Asian American Students’ Complaint Against Harvard Dismissed

The United States Department of Education is dismissing a claim that  Harvard shows bias against Asian-American applicants because a similar lawsuit has already been filed in federal court. The education department’s Office for Civil Rights reportedly told Bloomberg Business that it’s dismissing the claim without evaluating its merit because of a similar lawsuit filed in federal district court in Boston in November 2014.

In May 2015, a coalition of more than 60 organizations filed a complaint with the federal government, alleging that Harvard holds Asian-Americans to higher standards than other ethnic groups, according to On Campus, a public radio initiative produced in Boston.

They also complained the university uses racial quotas, lumping all Asian-Americans, including Indian, Chinese and Pakistani, into a single, broad category and asked the federal government to investigate.

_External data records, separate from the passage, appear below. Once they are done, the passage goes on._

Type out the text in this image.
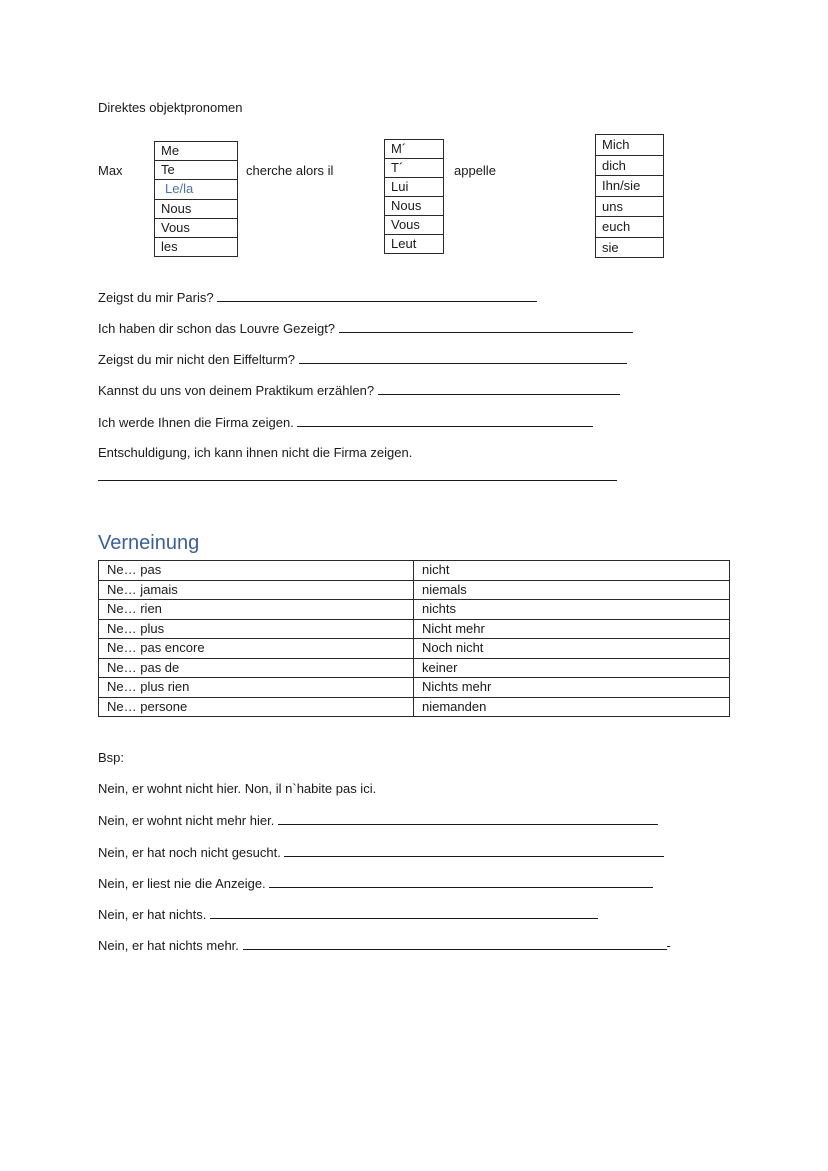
Direktes objektpronomen
Max	cherche alors il	appelle
Me
Te
Le/la
Nous
Vous
les
M´
T´
Lui
Nous
Vous
Leut
Mich
dich
Ihn/sie
uns
euch
sie
Zeigst du mir Paris?
Ich haben dir schon das Louvre Gezeigt?
Zeigst du mir nicht den Eiffelturm?
Kannst du uns von deinem Praktikum erzählen?
Ich werde Ihnen die Firma zeigen.
Entschuldigung, ich kann ihnen nicht die Firma zeigen.
Verneinung
Ne… pas	nicht
Ne… jamais	niemals
Ne… rien	nichts
Ne… plus	Nicht mehr
Ne… pas encore	Noch nicht
Ne… pas de	keiner
Ne… plus rien	Nichts mehr
Ne… persone	niemanden
Bsp:
Nein, er wohnt nicht hier. Non, il n`habite pas ici.
Nein, er wohnt nicht mehr hier.
Nein, er hat noch nicht gesucht.
Nein, er liest nie die Anzeige.
Nein, er hat nichts.
Nein, er hat nichts mehr.	-
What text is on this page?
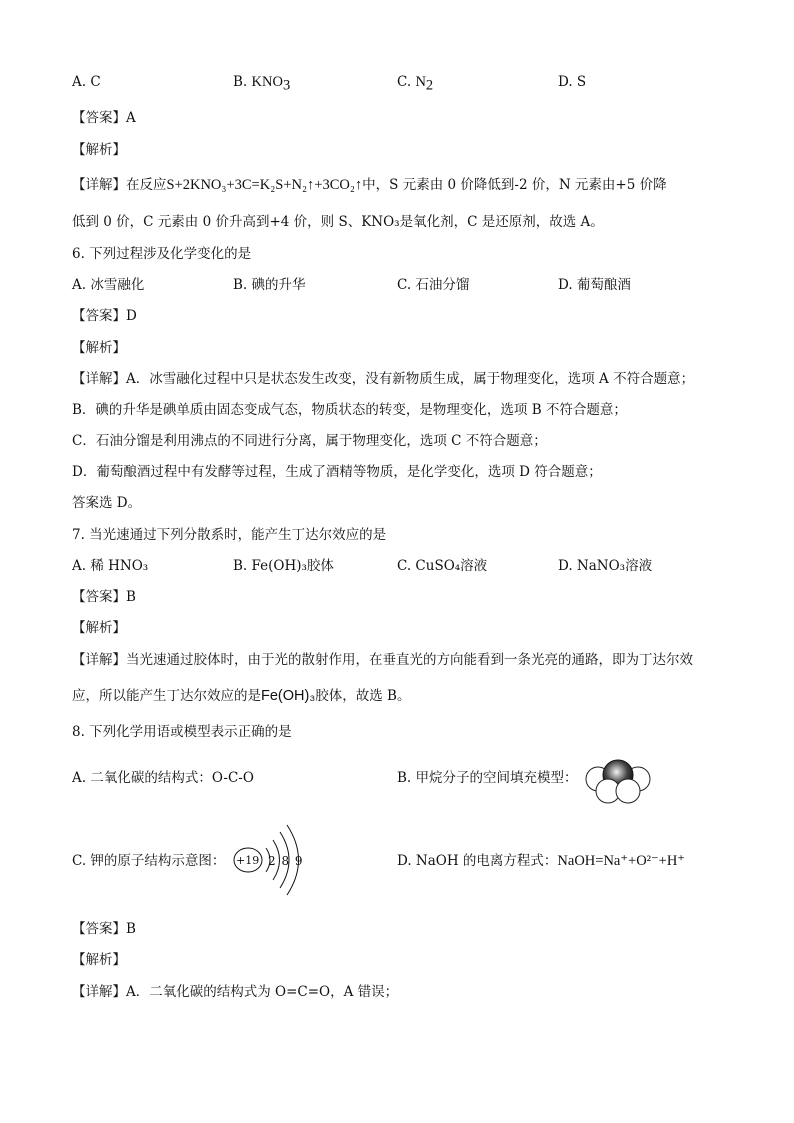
A. C	B. $KNO_3$	C. $N_2$	D. S
【答案】A
【解析】
【详解】在反应S+2KNO₃+3C=K₂S+N₂↑+3CO₂↑中，S 元素由 0 价降低到-2 价，N 元素由+5 价降
低到 0 价，C 元素由 0 价升高到+4 价，则 S、KNO₃是氧化剂，C 是还原剂，故选 A。
6. 下列过程涉及化学变化的是
A. 冰雪融化	B. 碘的升华	C. 石油分馏	D. 葡萄酿酒
【答案】D
【解析】
【详解】A．冰雪融化过程中只是状态发生改变，没有新物质生成，属于物理变化，选项 A 不符合题意；
B．碘的升华是碘单质由固态变成气态，物质状态的转变，是物理变化，选项 B 不符合题意；
C．石油分馏是利用沸点的不同进行分离，属于物理变化，选项 C 不符合题意；
D．葡萄酿酒过程中有发酵等过程，生成了酒精等物质，是化学变化，选项 D 符合题意；
答案选 D。
7. 当光速通过下列分散系时，能产生丁达尔效应的是
A. 稀 HNO₃	B. Fe(OH)₃胶体	C. CuSO₄溶液	D. NaNO₃溶液
【答案】B
【解析】
【详解】当光速通过胶体时，由于光的散射作用，在垂直光的方向能看到一条光亮的通路，即为丁达尔效
应，所以能产生丁达尔效应的是Fe(OH)₃胶体，故选 B。
8. 下列化学用语或模型表示正确的是
A. 二氧化碳的结构式：O-C-O	B. 甲烷分子的空间填充模型：
C. 钾的原子结构示意图： +19 2 8 9	D. NaOH 的电离方程式：NaOH=Na⁺+O²⁻+H⁺
【答案】B
【解析】
【详解】A．二氧化碳的结构式为 O=C=O，A 错误；
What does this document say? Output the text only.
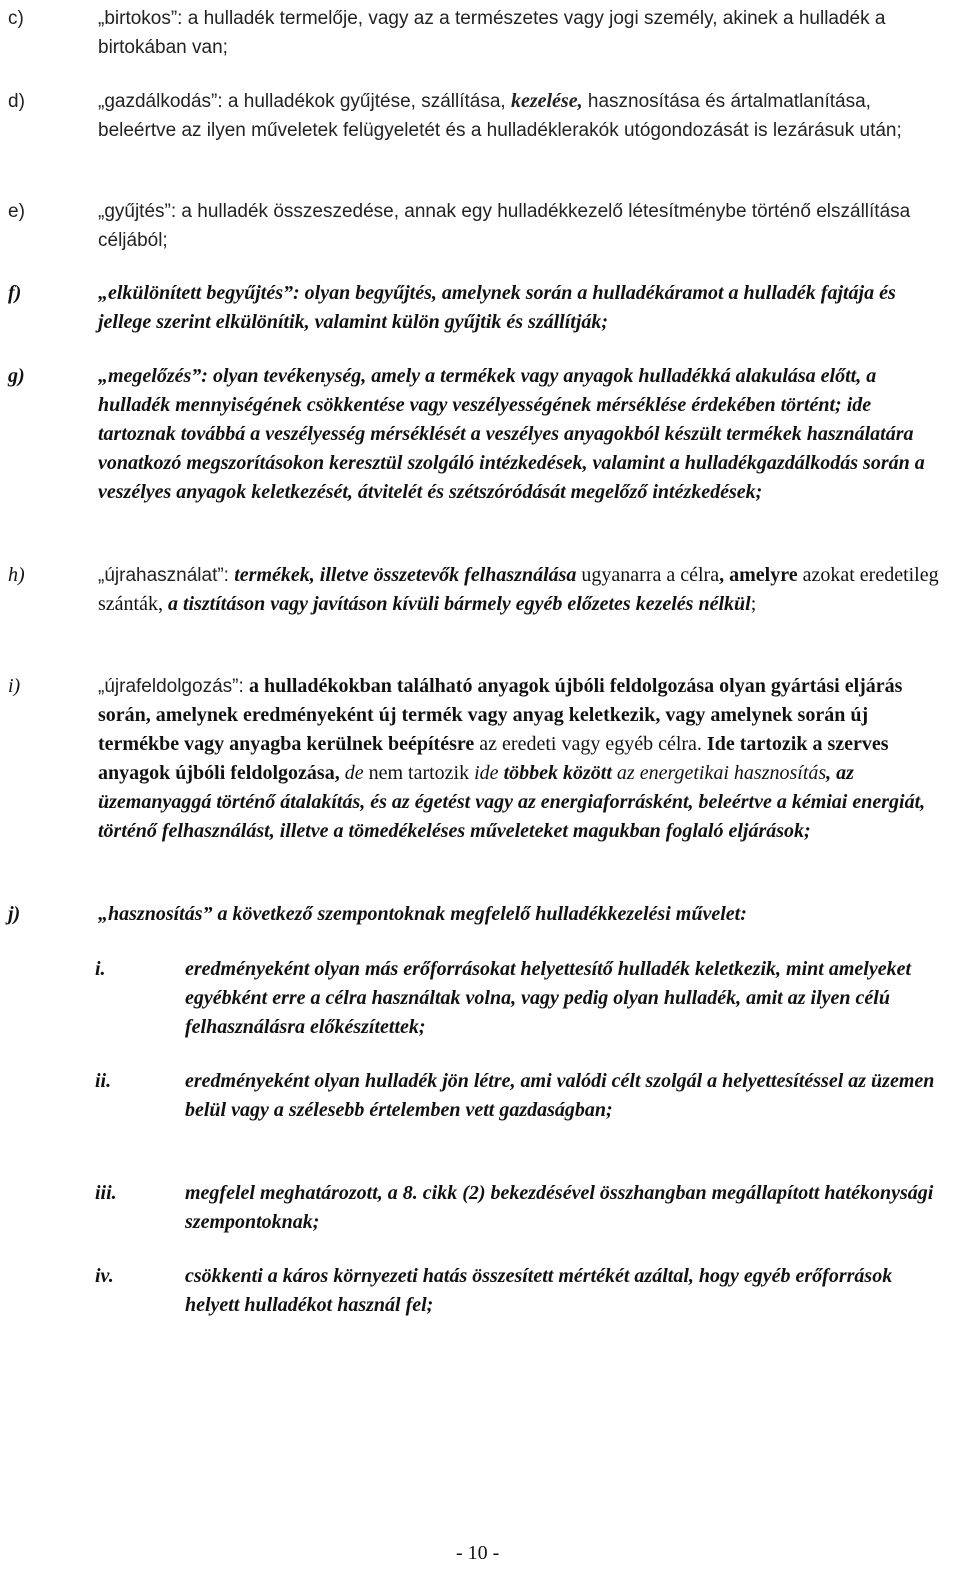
c)	„birtokos”: a hulladék termelője, vagy az a természetes vagy jogi személy, akinek a hulladék a birtokában van;
d)	„gazdálkodás”: a hulladékok gyűjtése, szállítása, kezelése, hasznosítása és ártalmatlanítása, beleértve az ilyen műveletek felügyeletét és a hulladéklerakók utógondozását is lezárásuk után;
e)	„gyűjtés”: a hulladék összeszedése, annak egy hulladékkezelő létesítménybe történő elszállítása céljából;
f)	„elkülönített begyűjtés”: olyan begyűjtés, amelynek során a hulladékáramot a hulladék fajtája és jellege szerint elkülönítik, valamint külön gyűjtik és szállítják;
g)	„megelőzés”: olyan tevékenység, amely a termékek vagy anyagok hulladékká alakulása előtt, a hulladék mennyiségének csökkentése vagy veszélyességének mérséklése érdekében történt; ide tartoznak továbbá a veszélyesség mérséklését a veszélyes anyagokból készült termékek használatára vonatkozó megszorításokon keresztül szolgáló intézkedések, valamint a hulladékgazdálkodás során a veszélyes anyagok keletkezését, átvitelét és szétszóródását megelőző intézkedések;
h)	„újrahasználat”: termékek, illetve összetevők felhasználása ugyanarra a célra, amelyre azokat eredetileg szánták, a tisztításon vagy javításon kívüli bármely egyéb előzetes kezelés nélkül;
i)	„újrafeldolgozás”: a hulladékokban található anyagok újbóli feldolgozása olyan gyártási eljárás során, amelynek eredményeként új termék vagy anyag keletkezik, vagy amelynek során új termékbe vagy anyagba kerülnek beépítésre az eredeti vagy egyéb célra. Ide tartozik a szerves anyagok újbóli feldolgozása, de nem tartozik ide többek között az energetikai hasznosítás, az üzemanyaggá történő átalakítás, és az égetést vagy az energiaforrásként, beleértve a kémiai energiát, történő felhasználást, illetve a tömedékeléses műveleteket magukban foglaló eljárások;
j)	„hasznosítás” a következő szempontoknak megfelelő hulladékkezelési művelet:
i.	eredményeként olyan más erőforrásokat helyettesítő hulladék keletkezik, mint amelyeket egyébként erre a célra használtak volna, vagy pedig olyan hulladék, amit az ilyen célú felhasználásra előkészítettek;
ii.	eredményeként olyan hulladék jön létre, ami valódi célt szolgál a helyettesítéssel az üzemen belül vagy a szélesebb értelemben vett gazdaságban;
iii.	megfelel meghatározott, a 8. cikk (2) bekezdésével összhangban megállapított hatékonysági szempontoknak;
iv.	csökkenti a káros környezeti hatás összesített mértékét azáltal, hogy egyéb erőforrások helyett hulladékot használ fel;
- 10 -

“We feel the Department of Education and the Department of Justice should have access to Harvard’s admissions records,” Swan Lee, who helped to organize the coalition, was quoted as saying. Civil rights activists suggest the complaint is a backdoor attack on affirmative action, and Harvard says its admissions philosophy is “holistic,” and it complies with the law.

The group behind that lawsuit, Students for Fair Admissions Inc., is also responsible for another case against the University of North Carolina, according to On Campus.

Meanwhile, Harvard and the University of North Carolina (UNC) moved this week to delay lawsuits by a conservative group alleging that the schools unfairly limit the number of Asian-American students admitted.

The universities have cited last month’s U.S. Supreme Court decision to revisit a white student’s lawsuit against the University of Texas that claims consideration of an applicant’s race violates the Constitution. The schools said the lawsuits against them should be suspended until the Supreme Court rules on the Texas dispute, likely by June 2016.

For decades, U.S. colleges and universities have adopted policies known as “affirmative action,” in which admissions officers use race as one of many screening criteria to bring greater racial diversity to campus. Some white students, and now Asian Americans, contend such policies discriminate against them. Students for Fair Admissions says Asian Americans are held to a higher standard to restrict their numbers.

Harvard and UNC deny any discrimination and say their practices are based on decades-old Supreme Court precedent. The Blum challengers want to overturn that 1978 precedent, Regents of the University of California v. Bakke, which forbade quotas but permitted colleges to use race as one factor among many to obtain a diverse class. That ruling has primarily benefited blacks and Hispanics.

The three cases, all initiated by Blum and his associates, constitute the strongest attack in years on affirmative action, which has survived challenges at the Supreme Court by tight votes. The universities being sued are fighting to maintain such diversity policies.

For the lawsuits on behalf of Asian-American students against Harvard and the University of North Carolina, Blum set up websites encouraging students denied admission to join his cause.

Advocates for African-American and other minority students contend they are the “real targets” of Blum’s efforts and have asked judges to let them join in the two cases. A Boston-based U.S. District Court judge last month rejected their motion to intervene. Lawyers for the minority students are appealing. A separate motion to intervene in the North Carolina case, made on June 29, has yet to be acted on.